Taneja D.K.,Maulana Azad Medical College
Indian journal of public health | Year: 2012
Rotavirus is currently by far the most common cause of severe diarrhea in infants and young children worldwide and of diarrheal deaths in developing countries. Worldwide Rotavirus is responsible for 611,000 childhood deaths out of which more than 80% occur in low-income countries. The resistance of rotavirus to commonly used disinfectants and ineffectiveness of oral rehydration therapy due to severe vomiting indicates that if an effective vaccine is the preferred option. WHO has recommended inclusion of rotavirus vaccine in the National Schedules where under 5 mortality due to diarrheal diseases is ≥ 10%. Currently two vaccines are available against rotavirus.

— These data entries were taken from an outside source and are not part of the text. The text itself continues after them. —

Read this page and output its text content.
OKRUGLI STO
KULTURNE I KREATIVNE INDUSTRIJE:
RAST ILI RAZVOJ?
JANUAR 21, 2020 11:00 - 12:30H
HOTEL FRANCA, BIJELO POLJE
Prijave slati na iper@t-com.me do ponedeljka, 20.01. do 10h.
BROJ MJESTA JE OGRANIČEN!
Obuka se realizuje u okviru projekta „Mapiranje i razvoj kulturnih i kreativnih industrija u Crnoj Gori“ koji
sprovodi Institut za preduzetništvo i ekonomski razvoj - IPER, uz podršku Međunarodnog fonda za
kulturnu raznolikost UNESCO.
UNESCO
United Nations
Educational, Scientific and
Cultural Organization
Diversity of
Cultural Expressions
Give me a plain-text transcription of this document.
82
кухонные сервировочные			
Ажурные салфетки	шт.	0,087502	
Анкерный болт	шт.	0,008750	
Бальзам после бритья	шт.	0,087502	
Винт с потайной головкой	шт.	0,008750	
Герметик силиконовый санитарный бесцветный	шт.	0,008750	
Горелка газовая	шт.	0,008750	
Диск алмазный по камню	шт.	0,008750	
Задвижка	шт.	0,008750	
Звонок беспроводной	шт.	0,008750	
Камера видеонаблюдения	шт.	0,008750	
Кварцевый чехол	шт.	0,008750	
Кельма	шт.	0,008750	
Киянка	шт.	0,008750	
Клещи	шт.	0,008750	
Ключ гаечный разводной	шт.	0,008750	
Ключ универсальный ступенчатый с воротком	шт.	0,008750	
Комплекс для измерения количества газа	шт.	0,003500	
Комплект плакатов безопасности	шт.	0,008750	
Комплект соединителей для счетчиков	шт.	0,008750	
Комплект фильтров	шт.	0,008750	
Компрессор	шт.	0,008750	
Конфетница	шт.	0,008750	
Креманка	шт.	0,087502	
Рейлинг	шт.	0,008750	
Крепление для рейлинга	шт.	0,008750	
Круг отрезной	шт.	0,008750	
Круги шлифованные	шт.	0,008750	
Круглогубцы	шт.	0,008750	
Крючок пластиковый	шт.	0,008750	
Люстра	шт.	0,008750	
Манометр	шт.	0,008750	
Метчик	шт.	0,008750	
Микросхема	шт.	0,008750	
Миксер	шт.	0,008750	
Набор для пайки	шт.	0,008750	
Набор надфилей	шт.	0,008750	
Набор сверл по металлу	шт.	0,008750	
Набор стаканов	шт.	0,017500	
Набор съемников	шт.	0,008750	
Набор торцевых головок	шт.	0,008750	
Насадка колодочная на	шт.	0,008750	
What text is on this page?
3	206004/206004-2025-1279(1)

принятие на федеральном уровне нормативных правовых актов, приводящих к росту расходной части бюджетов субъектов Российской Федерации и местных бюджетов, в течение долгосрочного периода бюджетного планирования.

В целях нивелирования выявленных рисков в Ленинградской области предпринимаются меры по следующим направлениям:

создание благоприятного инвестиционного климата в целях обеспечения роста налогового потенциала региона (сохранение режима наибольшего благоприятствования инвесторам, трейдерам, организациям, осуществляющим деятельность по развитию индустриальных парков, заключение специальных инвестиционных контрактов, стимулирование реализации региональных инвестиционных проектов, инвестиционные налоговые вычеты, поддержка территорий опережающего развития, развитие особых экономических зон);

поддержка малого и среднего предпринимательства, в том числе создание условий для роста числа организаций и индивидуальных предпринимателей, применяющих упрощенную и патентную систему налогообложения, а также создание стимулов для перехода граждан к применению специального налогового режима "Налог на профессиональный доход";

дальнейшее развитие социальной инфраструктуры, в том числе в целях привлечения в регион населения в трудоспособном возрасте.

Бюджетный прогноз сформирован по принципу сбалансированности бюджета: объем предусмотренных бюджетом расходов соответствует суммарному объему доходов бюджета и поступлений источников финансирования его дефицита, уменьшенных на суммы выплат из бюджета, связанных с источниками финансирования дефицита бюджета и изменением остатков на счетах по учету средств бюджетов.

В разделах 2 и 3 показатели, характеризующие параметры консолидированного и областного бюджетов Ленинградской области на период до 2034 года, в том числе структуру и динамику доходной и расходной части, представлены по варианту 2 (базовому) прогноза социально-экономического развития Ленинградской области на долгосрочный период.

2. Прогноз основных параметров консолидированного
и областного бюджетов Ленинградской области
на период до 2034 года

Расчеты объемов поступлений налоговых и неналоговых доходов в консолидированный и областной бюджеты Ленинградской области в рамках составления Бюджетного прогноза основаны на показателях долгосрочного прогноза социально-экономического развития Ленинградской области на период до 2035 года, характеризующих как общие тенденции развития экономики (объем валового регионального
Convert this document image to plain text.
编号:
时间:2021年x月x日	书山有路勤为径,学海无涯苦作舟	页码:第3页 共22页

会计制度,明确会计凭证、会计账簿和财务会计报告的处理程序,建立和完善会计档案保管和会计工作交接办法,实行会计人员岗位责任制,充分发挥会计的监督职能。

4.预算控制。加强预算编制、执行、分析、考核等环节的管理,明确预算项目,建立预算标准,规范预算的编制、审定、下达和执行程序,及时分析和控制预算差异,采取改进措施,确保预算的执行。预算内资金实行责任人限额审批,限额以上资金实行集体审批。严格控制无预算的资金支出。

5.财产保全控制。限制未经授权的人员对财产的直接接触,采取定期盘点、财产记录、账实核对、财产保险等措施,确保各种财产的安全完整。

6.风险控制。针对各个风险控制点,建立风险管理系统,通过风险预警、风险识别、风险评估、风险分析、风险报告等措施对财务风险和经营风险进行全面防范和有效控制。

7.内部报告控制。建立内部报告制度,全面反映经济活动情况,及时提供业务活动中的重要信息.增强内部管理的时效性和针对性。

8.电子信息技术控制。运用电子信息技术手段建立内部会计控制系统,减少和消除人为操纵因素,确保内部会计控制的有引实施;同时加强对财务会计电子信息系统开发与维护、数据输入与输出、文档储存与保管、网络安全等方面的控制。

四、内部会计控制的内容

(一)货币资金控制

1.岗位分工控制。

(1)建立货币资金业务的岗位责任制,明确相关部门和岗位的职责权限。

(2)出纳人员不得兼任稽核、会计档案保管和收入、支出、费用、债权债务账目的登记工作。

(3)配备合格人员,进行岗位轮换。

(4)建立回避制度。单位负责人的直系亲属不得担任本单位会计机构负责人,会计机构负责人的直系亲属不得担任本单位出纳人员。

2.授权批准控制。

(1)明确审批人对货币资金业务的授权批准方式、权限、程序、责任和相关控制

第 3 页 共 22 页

Rotarix (GlaxoSmithKline) is a monovalent vaccine recommended to be orally administered in two doses at 6-12 weeks. Rota Teq (Merck) is a pentavalent vaccine recommended to be orally administered in three doses starting at 6-12 weeks of age. Serodiversity of rotavirus in India and its regional variation favor either a monovalent vaccine that can induce heterotypic immunity or a polyvalent vaccine incorporating majority of serotypes prevalent in the country. However, the efficacy of available rotavirus vaccines is less in low-income countries. Both the candidate vaccines when coadministered with OPV, immune response to first dose of these vaccines is reduced. However, immune responses to subsequent rotavirus vaccine doses are not affected. In view of this, WHO recommends three doses of either vaccine to be given to children in developing countries to produce the optimum response. Indigenous vaccine, 116E (Bharat Biotech) based on human rotavirus of serotype G9P  is still under Phase 2 trials. Another multivalent vaccine is being developed by Shantha Biotechnics in India. The cost effectiveness of the three dose schedule of the available and the rsults of the field trials of the indigenous vaccines should be assessed before inclusion of rotavirus vaccine in the National Immunization Schedule.